The answer is that gambling is still morally suspect. History has shown that private ownership of lotteries leads to widespread cheating. One hundred fifty years ago lotteries were outlawed because they sometimes did not have a drawing at all, the operators simply kept all the money. A game with terrible odds, if the only game in town, is one thing. But no gambler will stand for a game where no one wins.
Whatever happens abroad, we know the history of gambling here at home. In America legal gambling self-destructs after a few decades.
THE BOOM AND BUST: HOW IT MIGHT HAPPEN
The timing of the waves is also sketchy; it is hard enough to see what is happening around us without trying to predict how people will feel in forty years.
In the eyes of the law, gambling is still a morally suspect industry. Unlike traditional businesses, like manufacturing, legal gambling cannot even exist without a change in a state’s laws.
The most dramatic reversal of the law’s traditional antipathy toward gambling came in the Supreme Court’s 1987 decision that a full-time gambler could declare himself to be in the trade or business of gambling for tax purposes. The case involved a handicapper who spent all his time at the track, but, importantly, at the end of the year he had lost more than he won.
Lower courts are also changing their views toward legal gambling. The spread of state lotteries makes it hard for a state to say it has a public policy against gambling.
The next decade will see a 100% reversal, from an overwhelming majority of jurisdictions closing their doors to collection suits to virtually every state acknowledging that it no longer has a public policy against legal gambling.
The crash will come when the general population says, “This is too much.” Many visitors are turned off by Nevada’s slot machines in grocery stores; how will they feel if they see similar devices at home, run by charities or the state lottery?
The next crash will be triggered by scandals, inevitable given the enormous cash involved. State lotteries, the most heavily regulated, honest businesses in America, have already been rigged by insiders.
Sports betting will speed the fall. Security of the game is impossible; after all, how much does it take to bribe a college kid, especially when he does not have to lose, only shave a few points?

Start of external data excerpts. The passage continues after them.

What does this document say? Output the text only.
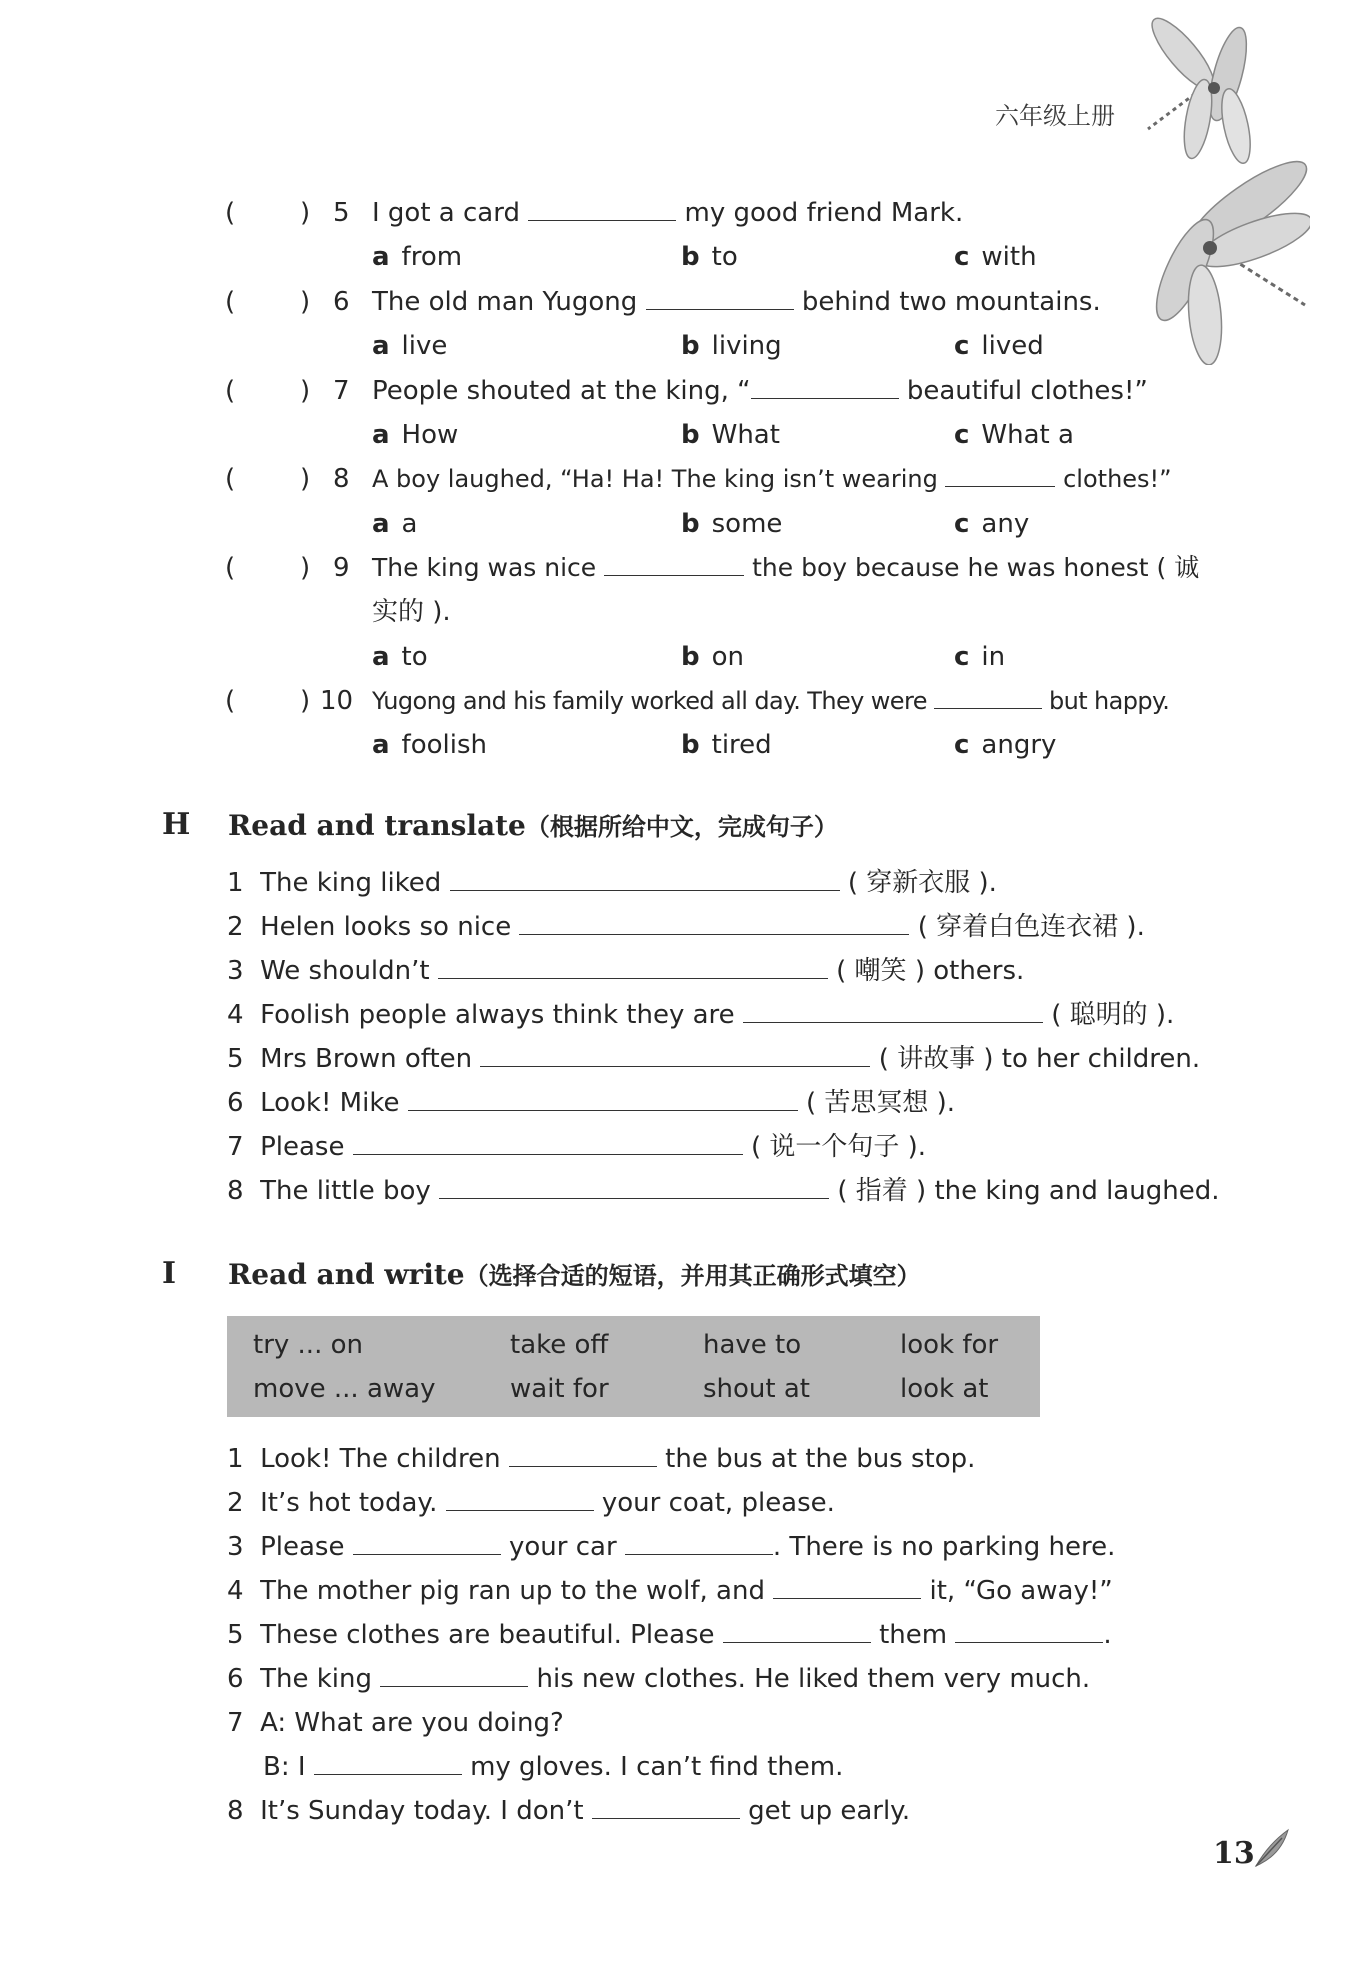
六年级上册
( ) 5 I got a card	my good friend Mark.
a from	b to	c with
( ) 6 The old man Yugong	behind two mountains.
a live	b living	c lived
( ) 7 People shouted at the king, “	beautiful clothes!”
a How	b What	c What a
( ) 8 A boy laughed, “Ha! Ha! The king isn’t wearing	clothes!”
a a	b some	c any
( ) 9 The king was nice	the boy because he was honest ( 诚
实的 ).
a to	b on	c in
( ) 10 Yugong and his family worked all day. They were	but happy.
a foolish	b tired	c angry
H Read and translate（根据所给中文，完成句子）
1 The king liked	( 穿新衣服 ).
2 Helen looks so nice	( 穿着白色连衣裙 ).
3 We shouldn’t	( 嘲笑 ) others.
4 Foolish people always think they are	( 聪明的 ).
5 Mrs Brown often	( 讲故事 ) to her children.
6 Look! Mike	( 苦思冥想 ).
7 Please	( 说一个句子 ).
8 The little boy	( 指着 ) the king and laughed.
I Read and write（选择合适的短语，并用其正确形式填空）
try ... on	take off	have to	look for
move ... away	wait for	shout at	look at
1 Look! The children	the bus at the bus stop.
2 It’s hot today.	your coat, please.
3 Please	your car	. There is no parking here.
4 The mother pig ran up to the wolf, and	it, “Go away!”
5 These clothes are beautiful. Please	them	.
6 The king	his new clothes. He liked them very much.
7 A: What are you doing?
B: I	my gloves. I can’t find them.
8 It’s Sunday today. I don’t	get up early.
13
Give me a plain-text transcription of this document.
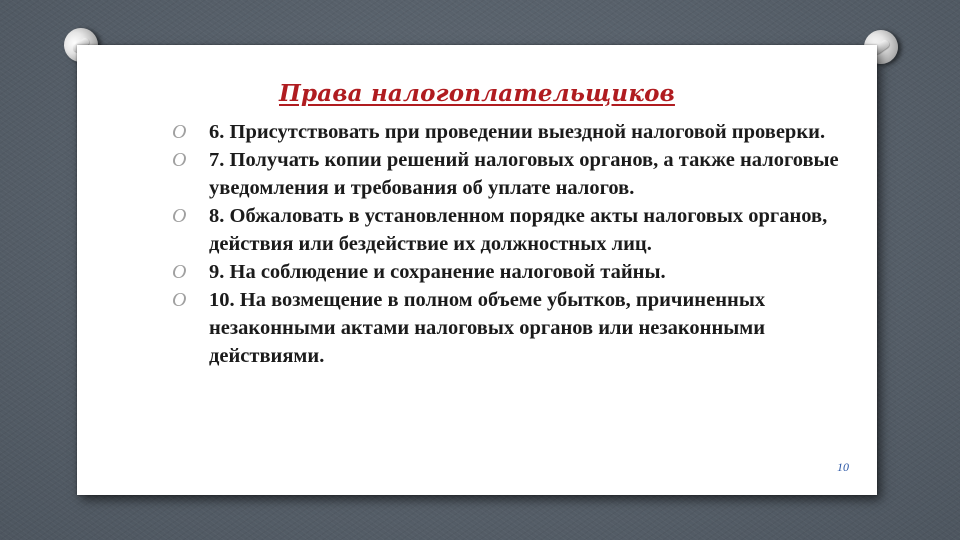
Права налогоплательщиков
O 6. Присутствовать при проведении выездной налоговой проверки.
O 7. Получать копии решений налоговых органов, а также налоговые уведомления и требования об уплате налогов.
O 8. Обжаловать в установленном порядке акты налоговых органов, действия или бездействие их должностных лиц.
O 9. На соблюдение и сохранение налоговой тайны.
O 10. На возмещение в полном объеме убытков, причиненных незаконными актами налоговых органов или незаконными действиями.
10
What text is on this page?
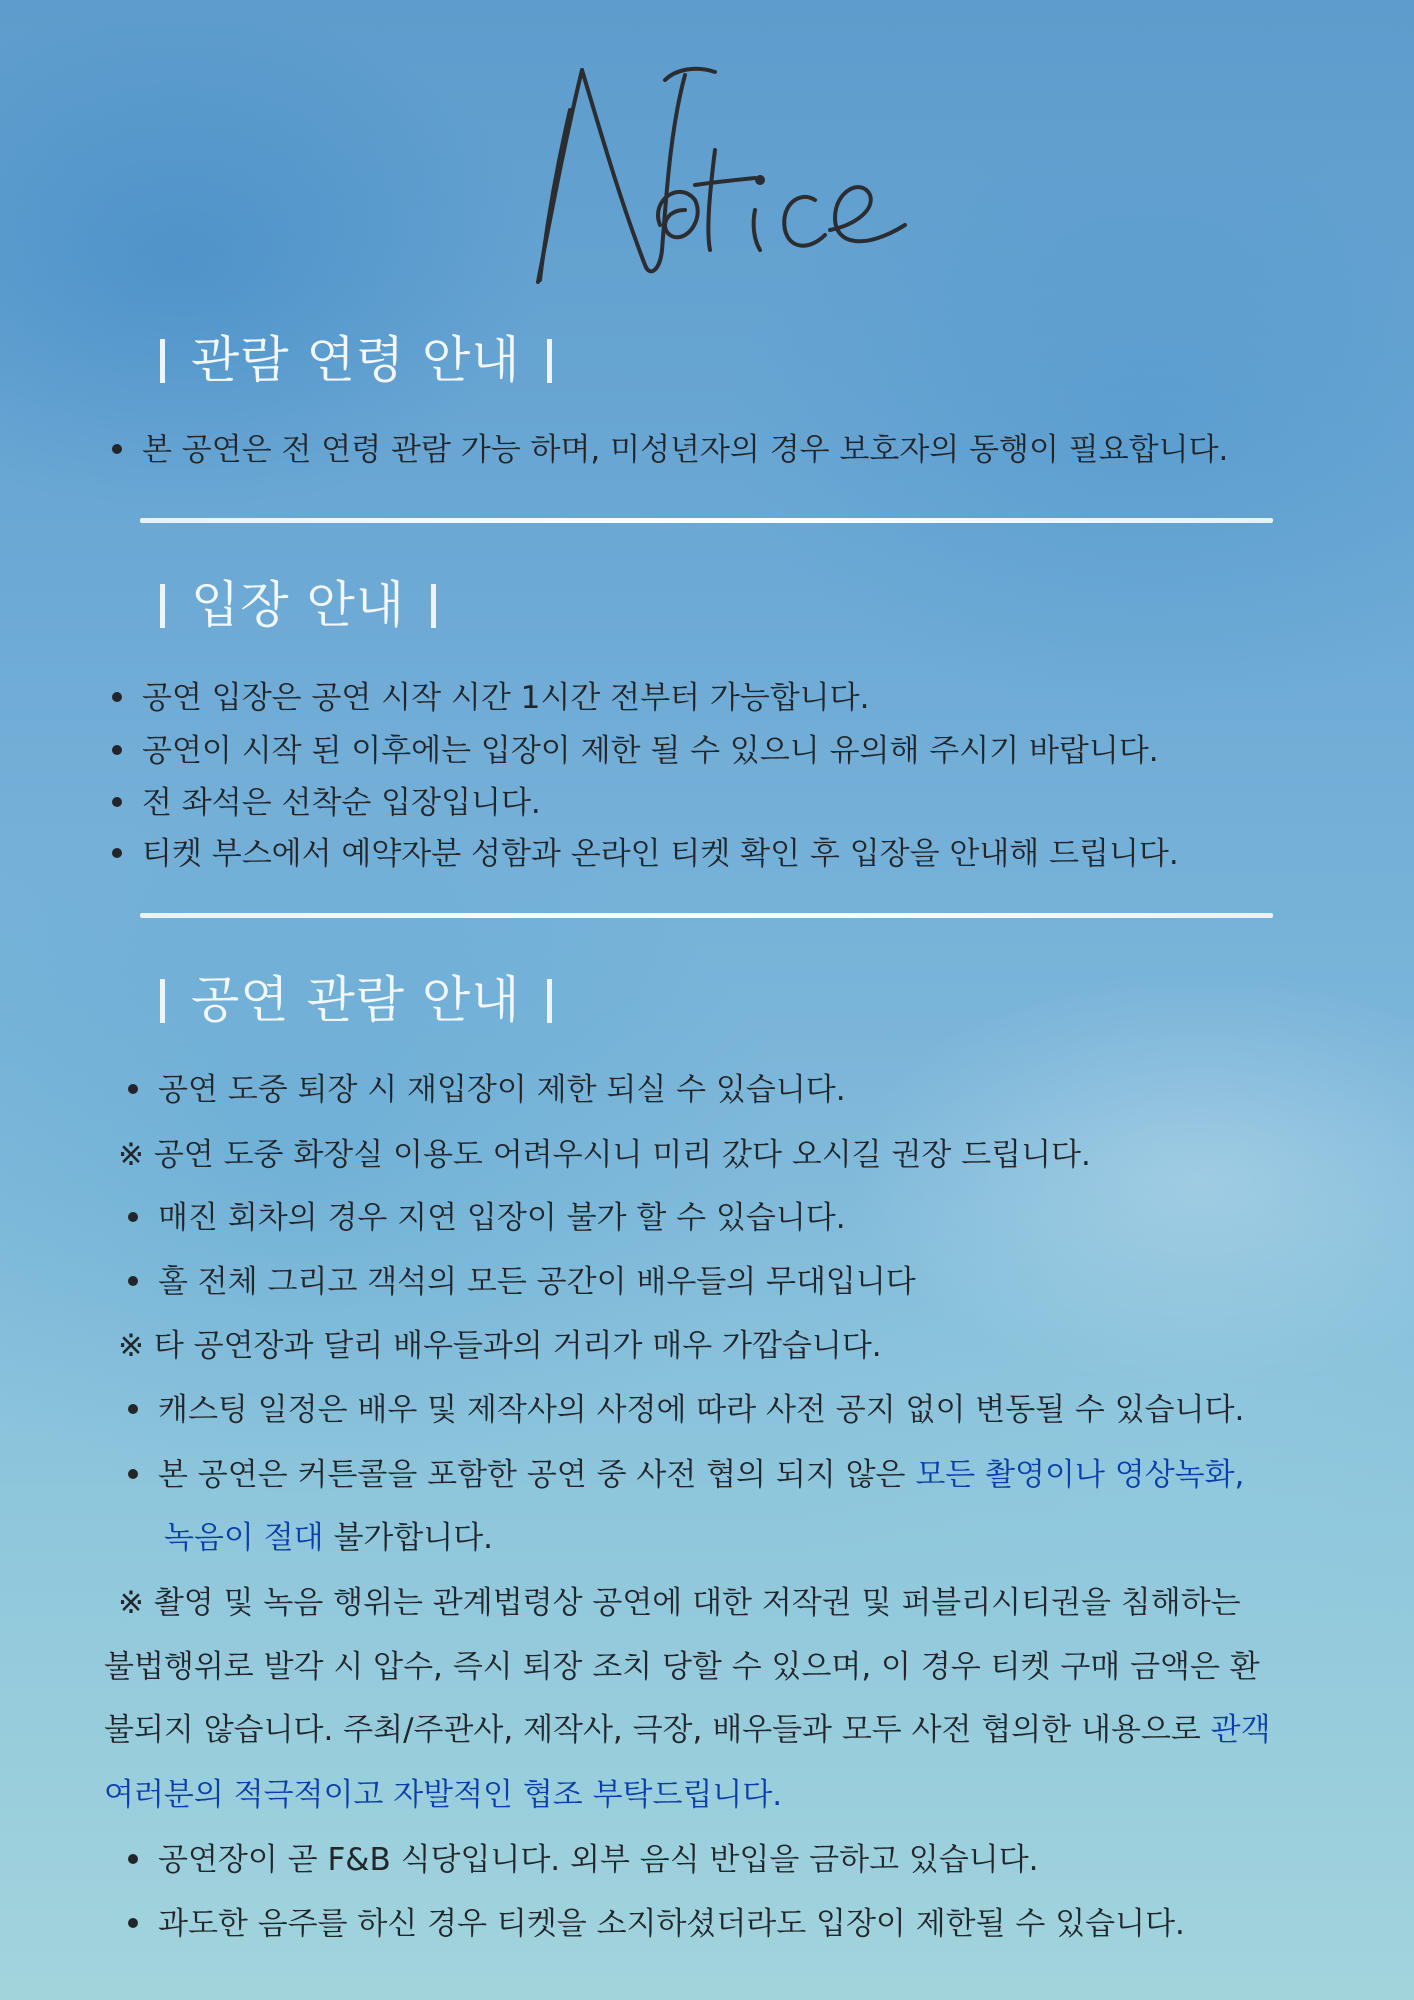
관람 연령 안내
본 공연은 전 연령 관람 가능 하며, 미성년자의 경우 보호자의 동행이 필요합니다.
입장 안내
공연 입장은 공연 시작 시간 1시간 전부터 가능합니다.
공연이 시작 된 이후에는 입장이 제한 될 수 있으니 유의해 주시기 바랍니다.
전 좌석은 선착순 입장입니다.
티켓 부스에서 예약자분 성함과 온라인 티켓 확인 후 입장을 안내해 드립니다.
공연 관람 안내
공연 도중 퇴장 시 재입장이 제한 되실 수 있습니다.
※ 공연 도중 화장실 이용도 어려우시니 미리 갔다 오시길 권장 드립니다.
매진 회차의 경우 지연 입장이 불가 할 수 있습니다.
홀 전체 그리고 객석의 모든 공간이 배우들의 무대입니다
※ 타 공연장과 달리 배우들과의 거리가 매우 가깝습니다.
캐스팅 일정은 배우 및 제작사의 사정에 따라 사전 공지 없이 변동될 수 있습니다.
본 공연은 커튼콜을 포함한 공연 중 사전 협의 되지 않은 모든 촬영이나 영상녹화,
녹음이 절대 불가합니다.
※ 촬영 및 녹음 행위는 관계법령상 공연에 대한 저작권 및 퍼블리시티권을 침해하는
불법행위로 발각 시 압수, 즉시 퇴장 조치 당할 수 있으며, 이 경우 티켓 구매 금액은 환
불되지 않습니다. 주최/주관사, 제작사, 극장, 배우들과 모두 사전 협의한 내용으로 관객
여러분의 적극적이고 자발적인 협조 부탁드립니다.
공연장이 곧 F&B 식당입니다. 외부 음식 반입을 금하고 있습니다.
과도한 음주를 하신 경우 티켓을 소지하셨더라도 입장이 제한될 수 있습니다.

And if it is okay to bet on pro and college games, how about high school games? Alabama was hit in 1989 by a scandal over alleged fixing of prep school games.
Sports betting will spread quickly, once a successful game format is developed.
Legal gambling will die if it is hit by scandals at the same time the nation is undergoing a rebirth of conservative morality.
It is somewhat amazing that gambling spread so far during the Reagan era; it is difficult to imagine Dwight Eisenhower pushing state lotteries. There is a theory that America goes through 30 year cycles, the 1980s were like the 1950s, etc. This means we are due for another swing to the right in the 2010s.
It is easy to imagine a reborn morality sweeping the nation in the year 2019 or earlier. Legal gambling will be only a small part of a general moral upheaval. A majority of the population probably already by their arguments: “homosexuality is not merely an alternative life-style; a woman should not be allowed to have an abortion simply because pregnancy interferes with her tennis lessons; there is too much sex and violence in the media; legal gambling is destroying the work ethic.”
If the big crash comes, who will survive? State lotteries will be the first victims; they are creatures of the state that can be erased by a swipe of the pen if they are seen as doing more harm than good. Similarly, the experiment in Atlantic City is just that, and experiment; and when experiments fail they are quickly discarded.
First gambling has to spread everywhere, and there is plenty of room to grow. The 1990s and the first decade of the 21st century will be the final boom. By 2029 it will all be outlawed, again, for a while.